Le café pris à la terrasse, ou la
glace consommée sur haut tabouret ou en flânant dans les rues sont quand même
au rendez vous et comprennent tout le charme local, quelque soit le climat,
même celui du mois de février.
La patisserie cachère bougonnement
tenue par les deux petites vieilles permet de goûter de ces patisseries
traditionnelles, aux fruits confits et aux amandes, et il n'y a que la
mortadelle et tout ce dont elle est le symbole qui doit impérativement demeurer
hors champ au visiteur tenu à la cacheroute.
Et pourtant, quelques petites
déceptions, comme par exemple au chapitre du papier et de la cartographie.

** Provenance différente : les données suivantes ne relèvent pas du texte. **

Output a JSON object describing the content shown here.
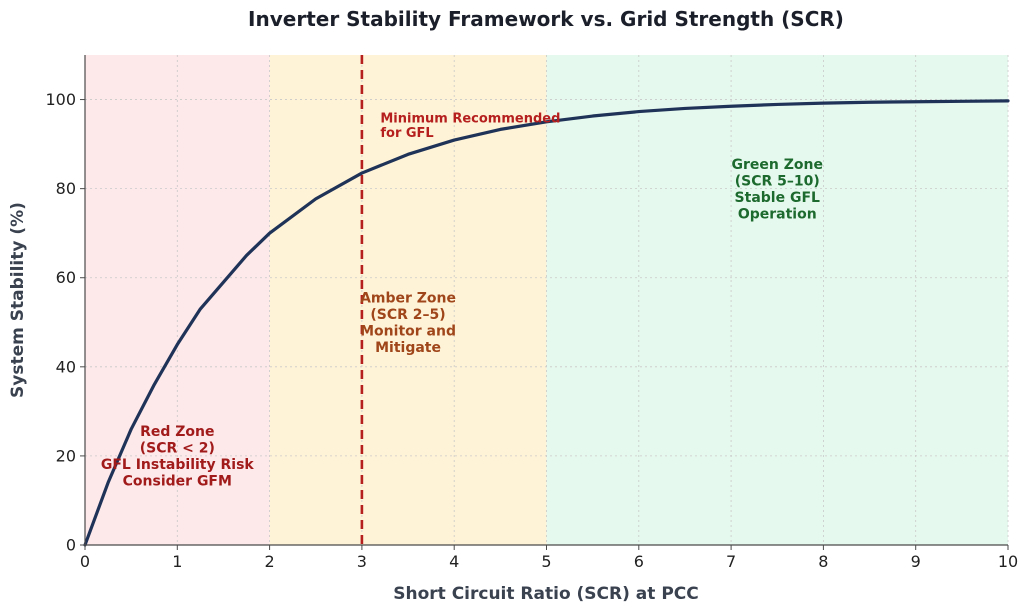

Rome
n'est certainement pas unique en son genre en ces débuts de 21ème siècle où
l'utilisation du stylo et du beau papier sont complètement out, où même le
scribouillard compulsif que je suis s'est aussi mis au clavier et à la tablette
pour raconter mes souvenirs de voyage, mais je m'attendais quand même à trouver
quelques papiers vénitiens ou florentins, ne serait-ce que ceux de la marque
tassoti dont je suis pourtant client depuis de bonnes années, mais il me faut
me résigner à la constatation que les papeteries romaines sont exactement les
mêmes que celles de Tel Aviv, de Paris, de Jérusalem ou de New York, on n'y
trouve aucune production locale, c'est l'empire de la mondialisation qui pris
la place - ici tout au moins - de l'empire romain.